We have analyzed the performances of three major sequence based function prediction methods, PSI-BLAST, the Protein Function Prediction (PFP), and the Extended Similarity Group (ESG) on predicting diverse functions of moonlighting proteins. In predicting discrete functions of a set of 19 experimentally identified moonlighting proteins, PFP showed overall highest recall among the three methods. Although ESG showed the highest precision, its recall was lower than PSI-BLAST. Recall by PSI-BLAST greatly improved when BLOSUM45 was used instead of BLOSUM62.


We have analyzed the performances of PFP, ESG, and PSI-BLAST in predicting the functional diversity of moonlighting proteins.
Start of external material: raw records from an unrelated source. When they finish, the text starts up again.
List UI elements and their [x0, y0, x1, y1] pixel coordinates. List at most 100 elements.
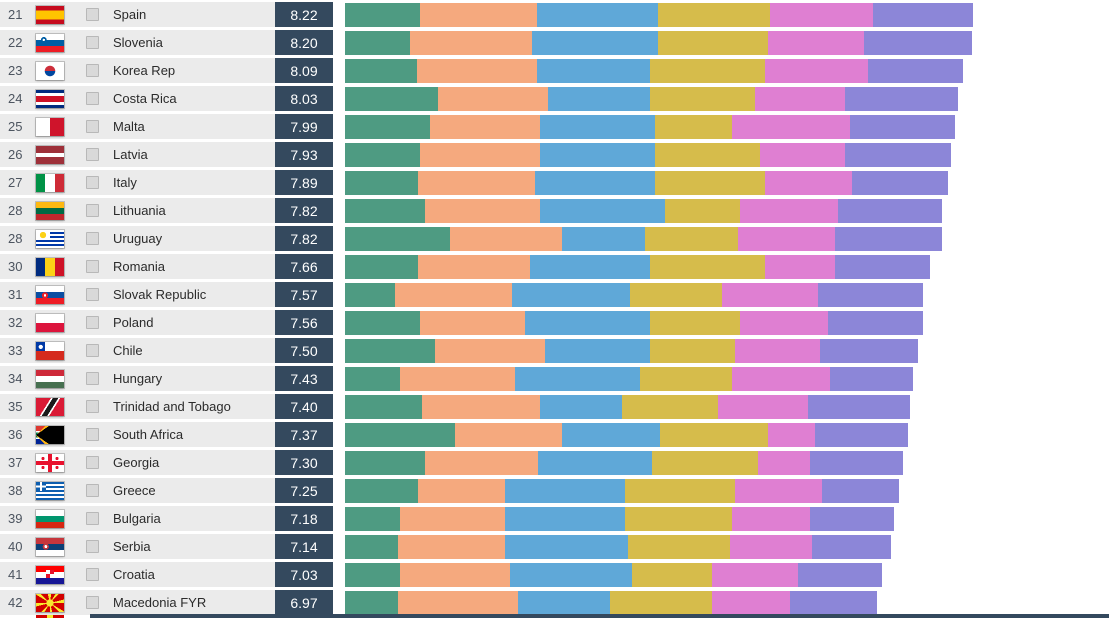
bar-segment-segment-6[interactable]: [828, 310, 923, 335]
compare-checkbox[interactable]: [86, 596, 99, 609]
bar-segment-segment-4[interactable]: [628, 534, 730, 559]
bar-segment-segment-6[interactable]: [830, 366, 913, 391]
bar-segment-segment-4[interactable]: [650, 310, 740, 335]
bar-segment-segment-4[interactable]: [625, 506, 732, 531]
bar-segment-segment-5[interactable]: [758, 450, 810, 475]
bar-segment-segment-6[interactable]: [808, 394, 910, 419]
bar-segment-segment-1[interactable]: [345, 562, 400, 587]
compare-checkbox[interactable]: [86, 484, 99, 497]
compare-checkbox[interactable]: [86, 8, 99, 21]
country-name[interactable]: Slovak Republic: [113, 287, 207, 302]
bar-segment-segment-3[interactable]: [540, 114, 655, 139]
bar-segment-segment-2[interactable]: [398, 534, 505, 559]
bar-segment-segment-4[interactable]: [658, 30, 768, 55]
bar-segment-segment-5[interactable]: [732, 366, 830, 391]
bar-segment-segment-1[interactable]: [345, 366, 400, 391]
bar-segment-segment-2[interactable]: [418, 170, 535, 195]
bar-segment-segment-6[interactable]: [835, 226, 942, 251]
compare-checkbox[interactable]: [86, 372, 99, 385]
compare-checkbox[interactable]: [86, 456, 99, 469]
compare-checkbox[interactable]: [86, 512, 99, 525]
bar-segment-segment-5[interactable]: [755, 86, 845, 111]
bar-segment-segment-2[interactable]: [400, 506, 505, 531]
bar-segment-segment-3[interactable]: [512, 282, 630, 307]
bar-segment-segment-6[interactable]: [868, 58, 963, 83]
country-name[interactable]: Greece: [113, 483, 156, 498]
bar-segment-segment-1[interactable]: [345, 254, 418, 279]
country-name[interactable]: Chile: [113, 343, 143, 358]
bar-segment-segment-3[interactable]: [540, 198, 665, 223]
bar-segment-segment-6[interactable]: [852, 170, 948, 195]
bar-segment-segment-1[interactable]: [345, 30, 410, 55]
bar-segment-segment-4[interactable]: [660, 422, 768, 447]
country-name[interactable]: Romania: [113, 259, 166, 274]
bar-segment-segment-3[interactable]: [505, 478, 625, 503]
bar-segment-segment-4[interactable]: [625, 478, 735, 503]
bar-segment-segment-5[interactable]: [760, 142, 845, 167]
bar-segment-segment-5[interactable]: [738, 226, 835, 251]
bar-segment-segment-2[interactable]: [430, 114, 540, 139]
country-name[interactable]: Costa Rica: [113, 91, 177, 106]
bar-segment-segment-3[interactable]: [537, 58, 650, 83]
bar-segment-segment-3[interactable]: [525, 310, 650, 335]
bar-segment-segment-4[interactable]: [650, 58, 765, 83]
country-name[interactable]: Italy: [113, 175, 137, 190]
bar-segment-segment-4[interactable]: [632, 562, 712, 587]
country-name[interactable]: Bulgaria: [113, 511, 161, 526]
country-name[interactable]: Uruguay: [113, 231, 163, 246]
bar-segment-segment-3[interactable]: [518, 590, 610, 615]
bar-segment-segment-1[interactable]: [345, 590, 398, 615]
bar-segment-segment-1[interactable]: [345, 226, 450, 251]
bar-segment-segment-3[interactable]: [535, 170, 655, 195]
bar-segment-segment-1[interactable]: [345, 142, 420, 167]
compare-checkbox[interactable]: [86, 232, 99, 245]
bar-segment-segment-3[interactable]: [548, 86, 650, 111]
bar-segment-segment-6[interactable]: [850, 114, 955, 139]
bar-segment-segment-3[interactable]: [532, 30, 658, 55]
bar-segment-segment-3[interactable]: [530, 254, 650, 279]
bar-segment-segment-6[interactable]: [873, 2, 973, 27]
bar-segment-segment-2[interactable]: [435, 338, 545, 363]
compare-checkbox[interactable]: [86, 288, 99, 301]
bar-segment-segment-6[interactable]: [820, 338, 918, 363]
compare-checkbox[interactable]: [86, 204, 99, 217]
country-name[interactable]: Korea Rep: [113, 63, 176, 78]
bar-segment-segment-6[interactable]: [822, 478, 899, 503]
bar-segment-segment-4[interactable]: [650, 254, 765, 279]
bar-segment-segment-1[interactable]: [345, 282, 395, 307]
bar-segment-segment-6[interactable]: [845, 86, 958, 111]
bar-segment-segment-5[interactable]: [735, 338, 820, 363]
bar-segment-segment-1[interactable]: [345, 478, 418, 503]
bar-segment-segment-5[interactable]: [718, 394, 808, 419]
bar-segment-segment-2[interactable]: [455, 422, 562, 447]
bar-segment-segment-5[interactable]: [740, 310, 828, 335]
bar-segment-segment-5[interactable]: [732, 114, 850, 139]
bar-segment-segment-2[interactable]: [438, 86, 548, 111]
bar-segment-segment-2[interactable]: [418, 478, 505, 503]
bar-segment-segment-5[interactable]: [712, 590, 790, 615]
bar-segment-segment-3[interactable]: [562, 422, 660, 447]
bar-segment-segment-1[interactable]: [345, 86, 438, 111]
bar-segment-segment-3[interactable]: [538, 450, 652, 475]
bar-segment-segment-6[interactable]: [835, 254, 930, 279]
compare-checkbox[interactable]: [86, 176, 99, 189]
compare-checkbox[interactable]: [86, 260, 99, 273]
bar-segment-segment-2[interactable]: [420, 310, 525, 335]
bar-segment-segment-1[interactable]: [345, 2, 420, 27]
bar-segment-segment-2[interactable]: [420, 2, 537, 27]
bar-segment-segment-5[interactable]: [730, 534, 812, 559]
country-name[interactable]: Croatia: [113, 567, 155, 582]
country-name[interactable]: South Africa: [113, 427, 184, 442]
compare-checkbox[interactable]: [86, 120, 99, 133]
compare-checkbox[interactable]: [86, 568, 99, 581]
country-name[interactable]: Lithuania: [113, 203, 166, 218]
bar-segment-segment-2[interactable]: [450, 226, 562, 251]
bar-segment-segment-1[interactable]: [345, 534, 398, 559]
compare-checkbox[interactable]: [86, 64, 99, 77]
bar-segment-segment-3[interactable]: [540, 394, 622, 419]
bar-segment-segment-6[interactable]: [790, 590, 877, 615]
bar-segment-segment-4[interactable]: [652, 450, 758, 475]
bar-segment-segment-3[interactable]: [510, 562, 632, 587]
bar-segment-segment-2[interactable]: [410, 30, 532, 55]
bar-segment-segment-2[interactable]: [395, 282, 512, 307]
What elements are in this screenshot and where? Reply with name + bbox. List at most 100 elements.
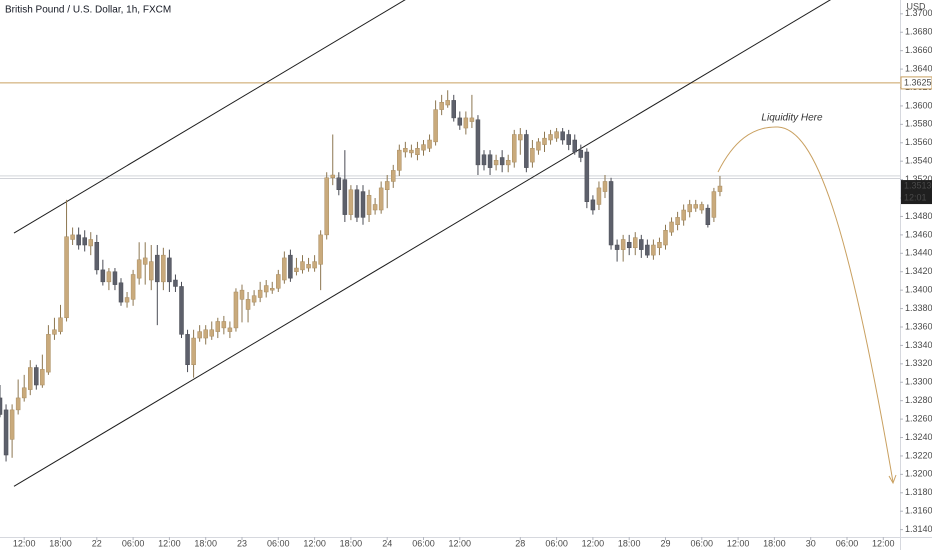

PFP shows overall better performance in predicting diverse moonlighting functions as compared with PSI-BLAST and ESG. Recall by PSI-BLAST greatly improved when BLOSUM45 was used. This analysis indicates that considering weakly similar sequences in prediction enhances the performance of sequence based AFP methods in predicting functional diversity of moonlighting proteins. The current study will also motivate development of novel computational frameworks for automatic identification of such proteins.